Ab September 2015 wird für Bürger, die in Frankreich leben, die Bargeldzahlungsgrenze auf 1.000 Euro (bis dahin 3.000 Euro) begrenzt. Für ausländische Bürger liegt die Grenze – um den Tourismus nicht zu stark zu beeinträchtigen ‒ bei 10.000 Euro (bisher 15.000 Euro). Quelle: Buch „Bargeldverbot“, S. 27

Belgien

Seit Januar 2014 hat sich die zulässige Bargeldsumme für Waren und Dienstleistungen von 5.000 Euro auf 3.000 Euro verringert.

Spanien

Barzahlungen von über 2.500 Euro sind nach einem Gesetz vom 30. Oktober 2012 verboten, wenn eine der Parteien professionell oder gewerblich tätig ist. Es dient angeblich dem Kampf gegen Steuerbetrug.

Italien

Barzahlungen von mehr als 1.000 Euro sind in Italien seit Anfang 2012 verboten (Direktive zur Nachvollziehbarkeit von Finanzierungen, vor der Barzahlung mit hohen Beträgen wird gewarnt).

Griechenland

Ab Jahresanfang 2011 sind Geschäfte mit einer Barzahlung von 1.500 Euro und mehr illegal, wenn zumindest ein Partner gewerblich aktiv ist.

Schweden

Kampagne zur Bargeldabschaffung „Bargeldfrei jetzt!“ (Kontantfritt Nu), getragen von der Gewerkschaft für Finanzdienstleister „Finansförbundet“ und „Svensk Handel“ mit Sprüchen wie „Bargeld braucht nur noch deine Oma ‒ und der Bankräuber“ oder „Bargeld ist das Blut in den Adern der Kriminalität“.
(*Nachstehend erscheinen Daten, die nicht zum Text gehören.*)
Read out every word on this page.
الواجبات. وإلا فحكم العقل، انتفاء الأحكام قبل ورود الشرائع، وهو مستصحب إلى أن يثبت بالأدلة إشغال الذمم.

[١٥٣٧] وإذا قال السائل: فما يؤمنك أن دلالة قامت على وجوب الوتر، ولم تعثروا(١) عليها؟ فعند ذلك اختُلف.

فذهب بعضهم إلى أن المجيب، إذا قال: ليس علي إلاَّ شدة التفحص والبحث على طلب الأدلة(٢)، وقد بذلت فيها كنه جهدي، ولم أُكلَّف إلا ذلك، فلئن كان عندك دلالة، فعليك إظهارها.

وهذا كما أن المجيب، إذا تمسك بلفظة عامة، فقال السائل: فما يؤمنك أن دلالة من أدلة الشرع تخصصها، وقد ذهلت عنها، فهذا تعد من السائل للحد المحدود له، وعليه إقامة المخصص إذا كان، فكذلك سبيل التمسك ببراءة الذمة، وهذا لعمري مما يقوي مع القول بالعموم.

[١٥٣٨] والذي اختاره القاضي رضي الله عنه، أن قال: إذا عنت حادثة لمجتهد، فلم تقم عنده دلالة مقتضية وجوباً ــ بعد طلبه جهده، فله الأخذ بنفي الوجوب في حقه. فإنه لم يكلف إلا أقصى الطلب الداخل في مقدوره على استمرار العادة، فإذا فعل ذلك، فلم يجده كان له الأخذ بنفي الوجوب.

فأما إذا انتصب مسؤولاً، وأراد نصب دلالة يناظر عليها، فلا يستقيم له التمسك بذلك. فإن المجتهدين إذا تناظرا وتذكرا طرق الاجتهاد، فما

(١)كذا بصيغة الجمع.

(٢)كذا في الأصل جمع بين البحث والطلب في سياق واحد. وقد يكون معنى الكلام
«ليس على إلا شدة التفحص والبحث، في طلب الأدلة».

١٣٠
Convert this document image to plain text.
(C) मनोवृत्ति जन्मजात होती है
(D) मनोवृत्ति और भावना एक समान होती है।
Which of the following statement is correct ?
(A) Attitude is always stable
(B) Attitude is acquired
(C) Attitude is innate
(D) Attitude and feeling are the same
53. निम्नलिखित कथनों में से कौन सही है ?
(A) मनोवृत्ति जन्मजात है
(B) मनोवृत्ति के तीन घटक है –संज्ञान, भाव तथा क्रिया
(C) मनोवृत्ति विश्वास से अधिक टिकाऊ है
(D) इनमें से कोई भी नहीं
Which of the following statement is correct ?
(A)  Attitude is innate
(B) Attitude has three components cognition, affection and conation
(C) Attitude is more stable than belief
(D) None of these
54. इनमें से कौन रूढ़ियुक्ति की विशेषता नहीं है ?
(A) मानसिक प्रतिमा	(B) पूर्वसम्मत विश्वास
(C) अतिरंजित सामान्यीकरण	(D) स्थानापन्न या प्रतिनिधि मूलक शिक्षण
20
Wie realistisch ist ihr Vorhaben?
Ich rechne ehrlich gesagt nicht damit, dass es umgesetzt wird. Es dürfte im Kantonsrat keine Mehrheit finden. Wir bräuchten schon die Zustimmung von einem Drittel der Abgeordneten im Kantonsrat, damit sich die Regierung des Kanton Zug überhaupt damit befasst. Aber uns ist es bereits wichtig, mit Hilfe unseres Vorstoßes eine Debatte über das Bargeld anzuschieben. Manchmal muss man das Richtige einfach tun, auch wenn es keine Aussicht auf sogenannten Erfolg hat.